5 journalistes parlent du vin

Le Carménère, au revoir Bordeaux, bonjour Chili

9 Commentaires

Avant-hier soir, ne sachant que boire, j’ai décidé en fouillant ma cave d’ouvrir ce Carménère qui me tendait le goulot. Là, dans le petit porte-bouteille dédié aux vins d’Amérique Latine, il se rappelait à moi. Me remémorant son histoire toute simple –  il est revenu dans mes bagages d’un voyage au Chili.

J’ai hésité, la bouteille lourde, le style Premium, comme on aime à dire là-bas (et ailleurs aussi), en plus élaboré par une grosse boîte, voila bien le genre de vin qu’on garde quand on reçoit quelques potes avertis des excès du Nouveau Monde.

Mais comme il continuait à me faire de l’œil, j’ai fini par le déboucher, malgré tout ce qu’il y avait d’écrit sur l’étiquette. David, qui trouve souvent qu’il y a trop d’éléments imprimés sur les étiquettes françaises, là il aurait eu son compte.

En commençant par le dessus:

terrunyo-001

Vineyard Selection Terrunyo unfiltred Carmenere Block 17

Peumo Vineyard – D.O. Peumo – Cachapoal Valley – Chile 2007 Concha y Toro

Je me dis que quand les Chiliens ont envie de nous en mettre plein la vue, ils y mettent le paquet. Mais l’important reste ce qu’il y a dans la bouteille.

Je m’attendais au pire, un truc plein d’alcool, il titre 14,5°, avec un goût de bois coco, et des épices aussi usées que le fruit. Et bien non!

Carménère 2007 Peumo Valle de Cachapoal  Concha y Toro

terrunyo-carmenere 

Sa robe est d’un grenat violet comme la marmelade de fruit qui saute au nez. Elle mélange les fruits noirs, myrtilles et mûres, fraises et cassis, qu’elle saupoudre de cannelles, de cumin et de cardamome pour la rendre plus attirante encore. Puis, elle frappe à la porte du palais. Ce dernier ouvre grand les lèvres et se laisse bousculer sans contrainte par ce fruité épicé.

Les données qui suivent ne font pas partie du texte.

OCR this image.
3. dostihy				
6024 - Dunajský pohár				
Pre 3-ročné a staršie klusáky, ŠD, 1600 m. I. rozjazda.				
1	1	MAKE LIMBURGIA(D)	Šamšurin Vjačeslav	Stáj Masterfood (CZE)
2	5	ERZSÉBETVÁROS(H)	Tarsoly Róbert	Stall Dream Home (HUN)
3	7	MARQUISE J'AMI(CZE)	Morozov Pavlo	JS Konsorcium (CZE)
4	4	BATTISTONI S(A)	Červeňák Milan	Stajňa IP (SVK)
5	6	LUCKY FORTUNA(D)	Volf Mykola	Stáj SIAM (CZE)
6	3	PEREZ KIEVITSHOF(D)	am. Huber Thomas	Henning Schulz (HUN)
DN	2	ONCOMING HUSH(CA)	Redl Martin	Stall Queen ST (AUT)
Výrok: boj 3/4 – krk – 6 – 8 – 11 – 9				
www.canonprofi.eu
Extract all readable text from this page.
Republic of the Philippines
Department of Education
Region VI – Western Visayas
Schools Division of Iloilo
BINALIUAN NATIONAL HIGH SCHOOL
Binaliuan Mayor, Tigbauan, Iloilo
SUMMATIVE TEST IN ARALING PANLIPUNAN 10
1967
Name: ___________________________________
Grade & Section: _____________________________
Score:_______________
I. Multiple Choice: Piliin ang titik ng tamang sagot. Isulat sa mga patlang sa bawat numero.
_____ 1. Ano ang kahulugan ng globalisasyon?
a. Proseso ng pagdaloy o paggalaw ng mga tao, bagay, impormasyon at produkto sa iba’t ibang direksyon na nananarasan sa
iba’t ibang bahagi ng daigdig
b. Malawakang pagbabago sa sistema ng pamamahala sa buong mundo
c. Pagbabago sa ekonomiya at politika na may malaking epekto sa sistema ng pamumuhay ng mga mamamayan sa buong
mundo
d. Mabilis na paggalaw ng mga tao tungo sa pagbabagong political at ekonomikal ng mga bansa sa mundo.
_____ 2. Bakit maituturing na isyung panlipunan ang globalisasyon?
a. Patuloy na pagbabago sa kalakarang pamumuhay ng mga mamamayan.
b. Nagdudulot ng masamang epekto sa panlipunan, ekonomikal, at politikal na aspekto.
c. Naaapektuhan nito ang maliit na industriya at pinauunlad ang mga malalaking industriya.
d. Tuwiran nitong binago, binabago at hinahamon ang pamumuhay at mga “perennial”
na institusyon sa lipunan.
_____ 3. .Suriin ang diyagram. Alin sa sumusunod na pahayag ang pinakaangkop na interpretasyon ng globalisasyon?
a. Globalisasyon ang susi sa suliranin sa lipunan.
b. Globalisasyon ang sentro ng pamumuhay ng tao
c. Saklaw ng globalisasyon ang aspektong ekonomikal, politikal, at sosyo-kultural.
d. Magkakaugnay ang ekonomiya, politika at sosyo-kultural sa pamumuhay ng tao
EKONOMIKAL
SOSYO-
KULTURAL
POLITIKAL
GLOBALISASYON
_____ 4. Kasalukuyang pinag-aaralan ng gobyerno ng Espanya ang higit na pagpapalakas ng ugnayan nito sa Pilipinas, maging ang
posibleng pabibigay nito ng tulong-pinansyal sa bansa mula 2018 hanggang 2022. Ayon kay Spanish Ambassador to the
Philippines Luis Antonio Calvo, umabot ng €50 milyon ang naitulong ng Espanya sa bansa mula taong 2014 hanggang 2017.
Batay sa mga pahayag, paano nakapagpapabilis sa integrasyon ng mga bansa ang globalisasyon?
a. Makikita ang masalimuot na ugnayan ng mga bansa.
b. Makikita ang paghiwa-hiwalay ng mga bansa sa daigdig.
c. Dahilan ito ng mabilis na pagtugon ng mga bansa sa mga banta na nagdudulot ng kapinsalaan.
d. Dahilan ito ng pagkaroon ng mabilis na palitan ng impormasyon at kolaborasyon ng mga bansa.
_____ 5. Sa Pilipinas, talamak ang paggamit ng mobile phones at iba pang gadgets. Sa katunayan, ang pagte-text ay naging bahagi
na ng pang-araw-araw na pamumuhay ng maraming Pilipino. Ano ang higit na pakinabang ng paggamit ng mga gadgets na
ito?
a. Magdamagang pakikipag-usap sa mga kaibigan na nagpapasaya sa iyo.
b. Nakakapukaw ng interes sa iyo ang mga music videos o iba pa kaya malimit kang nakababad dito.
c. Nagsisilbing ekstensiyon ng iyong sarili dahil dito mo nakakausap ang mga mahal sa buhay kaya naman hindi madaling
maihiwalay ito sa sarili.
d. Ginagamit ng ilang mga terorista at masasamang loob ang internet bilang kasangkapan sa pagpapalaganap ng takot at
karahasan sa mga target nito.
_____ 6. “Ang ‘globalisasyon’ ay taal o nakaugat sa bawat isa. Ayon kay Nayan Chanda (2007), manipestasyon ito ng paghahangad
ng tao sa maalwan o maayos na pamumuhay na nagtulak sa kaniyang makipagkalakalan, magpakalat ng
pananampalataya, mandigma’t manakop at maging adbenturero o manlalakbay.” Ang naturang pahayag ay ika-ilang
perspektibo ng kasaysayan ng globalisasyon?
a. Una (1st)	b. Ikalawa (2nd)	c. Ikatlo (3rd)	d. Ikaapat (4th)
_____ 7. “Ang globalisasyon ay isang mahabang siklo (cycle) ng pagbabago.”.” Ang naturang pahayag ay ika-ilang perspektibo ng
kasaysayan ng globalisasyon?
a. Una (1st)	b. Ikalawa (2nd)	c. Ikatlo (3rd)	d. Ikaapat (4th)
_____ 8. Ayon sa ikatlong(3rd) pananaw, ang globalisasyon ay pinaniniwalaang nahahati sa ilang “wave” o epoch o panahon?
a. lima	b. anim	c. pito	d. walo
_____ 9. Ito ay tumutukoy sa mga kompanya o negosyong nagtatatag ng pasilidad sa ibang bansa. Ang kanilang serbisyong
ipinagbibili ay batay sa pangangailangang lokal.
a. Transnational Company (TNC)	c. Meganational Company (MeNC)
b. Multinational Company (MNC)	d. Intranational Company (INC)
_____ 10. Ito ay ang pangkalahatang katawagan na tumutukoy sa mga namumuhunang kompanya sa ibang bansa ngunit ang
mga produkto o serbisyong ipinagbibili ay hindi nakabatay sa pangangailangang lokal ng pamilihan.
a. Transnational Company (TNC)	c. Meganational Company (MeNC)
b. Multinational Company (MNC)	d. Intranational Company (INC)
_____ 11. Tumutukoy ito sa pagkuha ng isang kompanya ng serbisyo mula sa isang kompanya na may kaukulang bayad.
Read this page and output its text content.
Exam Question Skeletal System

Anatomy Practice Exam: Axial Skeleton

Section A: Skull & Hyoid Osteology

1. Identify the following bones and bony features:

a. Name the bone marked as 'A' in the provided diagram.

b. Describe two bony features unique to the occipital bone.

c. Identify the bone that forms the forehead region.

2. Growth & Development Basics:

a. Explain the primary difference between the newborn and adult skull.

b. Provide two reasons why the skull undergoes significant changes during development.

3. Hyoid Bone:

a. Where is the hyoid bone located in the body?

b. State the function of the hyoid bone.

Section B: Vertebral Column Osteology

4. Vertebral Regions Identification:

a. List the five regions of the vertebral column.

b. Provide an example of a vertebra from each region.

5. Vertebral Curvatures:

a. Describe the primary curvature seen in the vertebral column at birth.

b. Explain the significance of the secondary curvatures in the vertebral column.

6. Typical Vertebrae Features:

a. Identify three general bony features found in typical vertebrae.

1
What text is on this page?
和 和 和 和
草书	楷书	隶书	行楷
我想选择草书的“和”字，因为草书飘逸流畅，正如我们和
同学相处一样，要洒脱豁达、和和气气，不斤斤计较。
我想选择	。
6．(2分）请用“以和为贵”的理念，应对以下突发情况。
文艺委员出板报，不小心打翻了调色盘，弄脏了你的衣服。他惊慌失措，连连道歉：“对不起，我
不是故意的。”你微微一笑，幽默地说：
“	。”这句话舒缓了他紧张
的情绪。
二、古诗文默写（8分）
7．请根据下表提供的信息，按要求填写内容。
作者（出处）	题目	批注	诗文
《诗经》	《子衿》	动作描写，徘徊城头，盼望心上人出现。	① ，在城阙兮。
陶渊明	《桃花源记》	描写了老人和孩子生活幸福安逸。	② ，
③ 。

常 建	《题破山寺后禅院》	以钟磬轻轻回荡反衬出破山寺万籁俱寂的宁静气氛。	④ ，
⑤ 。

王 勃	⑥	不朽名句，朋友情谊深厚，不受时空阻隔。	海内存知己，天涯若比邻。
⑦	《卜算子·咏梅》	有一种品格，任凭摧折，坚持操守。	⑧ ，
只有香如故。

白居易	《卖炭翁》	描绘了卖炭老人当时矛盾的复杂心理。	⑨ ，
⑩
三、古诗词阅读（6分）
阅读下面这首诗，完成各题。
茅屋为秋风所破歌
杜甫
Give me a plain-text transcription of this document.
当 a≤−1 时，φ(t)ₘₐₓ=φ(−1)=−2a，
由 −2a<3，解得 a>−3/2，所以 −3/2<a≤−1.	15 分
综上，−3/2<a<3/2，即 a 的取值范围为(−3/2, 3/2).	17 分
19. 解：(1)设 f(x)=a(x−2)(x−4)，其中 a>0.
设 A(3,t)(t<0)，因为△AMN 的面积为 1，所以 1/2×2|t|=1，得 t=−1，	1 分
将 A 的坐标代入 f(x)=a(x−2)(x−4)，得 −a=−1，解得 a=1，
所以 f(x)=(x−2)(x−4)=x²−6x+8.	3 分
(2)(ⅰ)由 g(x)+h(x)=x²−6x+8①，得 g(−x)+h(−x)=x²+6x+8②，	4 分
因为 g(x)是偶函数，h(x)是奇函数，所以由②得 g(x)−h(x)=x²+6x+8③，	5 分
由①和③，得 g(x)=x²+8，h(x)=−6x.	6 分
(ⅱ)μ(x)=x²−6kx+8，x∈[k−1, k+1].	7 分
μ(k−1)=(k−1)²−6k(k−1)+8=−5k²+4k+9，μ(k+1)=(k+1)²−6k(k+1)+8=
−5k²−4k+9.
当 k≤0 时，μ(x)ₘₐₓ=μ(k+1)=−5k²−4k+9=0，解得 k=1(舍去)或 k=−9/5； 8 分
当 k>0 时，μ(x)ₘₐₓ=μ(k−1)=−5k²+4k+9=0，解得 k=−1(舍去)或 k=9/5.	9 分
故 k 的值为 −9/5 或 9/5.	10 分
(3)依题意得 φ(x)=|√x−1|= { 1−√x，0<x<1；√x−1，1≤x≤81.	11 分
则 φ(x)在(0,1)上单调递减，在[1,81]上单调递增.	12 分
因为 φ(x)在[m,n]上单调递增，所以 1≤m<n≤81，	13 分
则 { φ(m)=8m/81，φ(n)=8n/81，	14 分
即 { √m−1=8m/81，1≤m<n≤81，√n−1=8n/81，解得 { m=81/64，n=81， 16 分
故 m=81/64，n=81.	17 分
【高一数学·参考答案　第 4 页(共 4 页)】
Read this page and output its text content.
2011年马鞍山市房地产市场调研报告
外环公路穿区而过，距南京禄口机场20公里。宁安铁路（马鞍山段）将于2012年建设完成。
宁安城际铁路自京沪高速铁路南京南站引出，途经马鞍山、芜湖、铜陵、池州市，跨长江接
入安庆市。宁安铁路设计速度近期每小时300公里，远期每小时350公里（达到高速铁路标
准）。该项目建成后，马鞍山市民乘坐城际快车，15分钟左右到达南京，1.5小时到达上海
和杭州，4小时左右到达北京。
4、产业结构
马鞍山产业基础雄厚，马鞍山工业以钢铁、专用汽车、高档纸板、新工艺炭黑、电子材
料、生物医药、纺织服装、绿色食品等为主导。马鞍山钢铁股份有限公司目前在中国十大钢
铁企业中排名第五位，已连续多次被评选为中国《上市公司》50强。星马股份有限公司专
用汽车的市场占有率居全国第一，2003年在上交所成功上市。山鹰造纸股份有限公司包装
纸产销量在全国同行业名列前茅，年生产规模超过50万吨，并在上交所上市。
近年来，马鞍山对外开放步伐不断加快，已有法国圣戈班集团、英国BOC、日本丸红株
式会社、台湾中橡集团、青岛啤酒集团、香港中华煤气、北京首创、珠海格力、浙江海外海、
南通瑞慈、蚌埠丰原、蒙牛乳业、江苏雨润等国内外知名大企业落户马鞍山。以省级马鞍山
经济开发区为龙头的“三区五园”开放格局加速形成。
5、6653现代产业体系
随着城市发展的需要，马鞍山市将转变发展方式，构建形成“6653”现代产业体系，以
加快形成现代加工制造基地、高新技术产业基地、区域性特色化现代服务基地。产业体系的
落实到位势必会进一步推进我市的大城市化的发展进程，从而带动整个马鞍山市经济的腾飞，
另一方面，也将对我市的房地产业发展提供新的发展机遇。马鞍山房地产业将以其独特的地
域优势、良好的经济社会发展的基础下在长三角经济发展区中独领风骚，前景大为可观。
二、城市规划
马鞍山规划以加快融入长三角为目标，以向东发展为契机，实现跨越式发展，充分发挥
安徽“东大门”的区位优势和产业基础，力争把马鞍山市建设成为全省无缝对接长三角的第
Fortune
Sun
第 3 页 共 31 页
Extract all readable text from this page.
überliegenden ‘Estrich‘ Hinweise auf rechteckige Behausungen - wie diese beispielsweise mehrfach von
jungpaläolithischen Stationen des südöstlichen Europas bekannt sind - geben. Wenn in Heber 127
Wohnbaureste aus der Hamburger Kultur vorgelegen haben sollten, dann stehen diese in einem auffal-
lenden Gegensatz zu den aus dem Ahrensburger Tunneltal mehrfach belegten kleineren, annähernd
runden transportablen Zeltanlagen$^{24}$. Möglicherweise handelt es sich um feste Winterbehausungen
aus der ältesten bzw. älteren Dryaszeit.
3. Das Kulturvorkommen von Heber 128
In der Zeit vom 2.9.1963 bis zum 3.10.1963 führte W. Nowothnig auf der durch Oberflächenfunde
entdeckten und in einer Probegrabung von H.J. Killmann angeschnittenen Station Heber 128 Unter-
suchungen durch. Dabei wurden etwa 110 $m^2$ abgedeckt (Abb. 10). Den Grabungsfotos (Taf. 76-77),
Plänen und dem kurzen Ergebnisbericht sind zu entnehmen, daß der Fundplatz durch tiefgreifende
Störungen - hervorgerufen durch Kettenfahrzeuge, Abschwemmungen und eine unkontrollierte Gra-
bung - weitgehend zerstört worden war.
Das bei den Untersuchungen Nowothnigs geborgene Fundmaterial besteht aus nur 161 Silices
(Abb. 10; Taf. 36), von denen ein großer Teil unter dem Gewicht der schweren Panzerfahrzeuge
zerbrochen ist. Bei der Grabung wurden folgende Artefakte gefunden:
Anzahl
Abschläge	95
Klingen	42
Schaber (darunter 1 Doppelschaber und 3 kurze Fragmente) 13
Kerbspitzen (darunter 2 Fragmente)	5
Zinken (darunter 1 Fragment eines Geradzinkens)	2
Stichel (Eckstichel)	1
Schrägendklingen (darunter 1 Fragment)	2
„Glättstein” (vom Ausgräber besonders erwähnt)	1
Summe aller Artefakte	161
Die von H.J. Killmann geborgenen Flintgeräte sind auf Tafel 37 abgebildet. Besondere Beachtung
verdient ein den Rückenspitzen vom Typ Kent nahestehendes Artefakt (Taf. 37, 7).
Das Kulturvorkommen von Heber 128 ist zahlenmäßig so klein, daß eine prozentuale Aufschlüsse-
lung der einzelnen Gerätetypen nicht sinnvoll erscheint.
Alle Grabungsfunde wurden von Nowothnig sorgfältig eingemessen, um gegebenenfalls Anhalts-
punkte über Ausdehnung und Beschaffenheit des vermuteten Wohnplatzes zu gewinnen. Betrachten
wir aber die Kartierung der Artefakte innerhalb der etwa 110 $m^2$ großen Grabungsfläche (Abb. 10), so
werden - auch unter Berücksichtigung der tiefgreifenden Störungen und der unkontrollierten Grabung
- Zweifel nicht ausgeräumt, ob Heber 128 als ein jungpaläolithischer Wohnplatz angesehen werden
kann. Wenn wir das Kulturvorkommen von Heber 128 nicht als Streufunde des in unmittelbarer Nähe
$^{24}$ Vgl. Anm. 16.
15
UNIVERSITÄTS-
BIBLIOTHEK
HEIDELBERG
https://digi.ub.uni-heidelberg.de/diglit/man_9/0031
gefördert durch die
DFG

La langue, qu’il n’a pas dans la poche, se délecte des milles nuances fruitées, se tourne sept fois dans la soie tannique, affole ses papilles de jus frais et gourmands, les baigne dans un véritable plaisir buccal, se donne au chat pour connaître l’origine de ce Carménère.

Tout compte fait, ce vin issu d’une bouteille imposante, issue elle-même d’une maison tout aussi importante, se révèle des plus agréables.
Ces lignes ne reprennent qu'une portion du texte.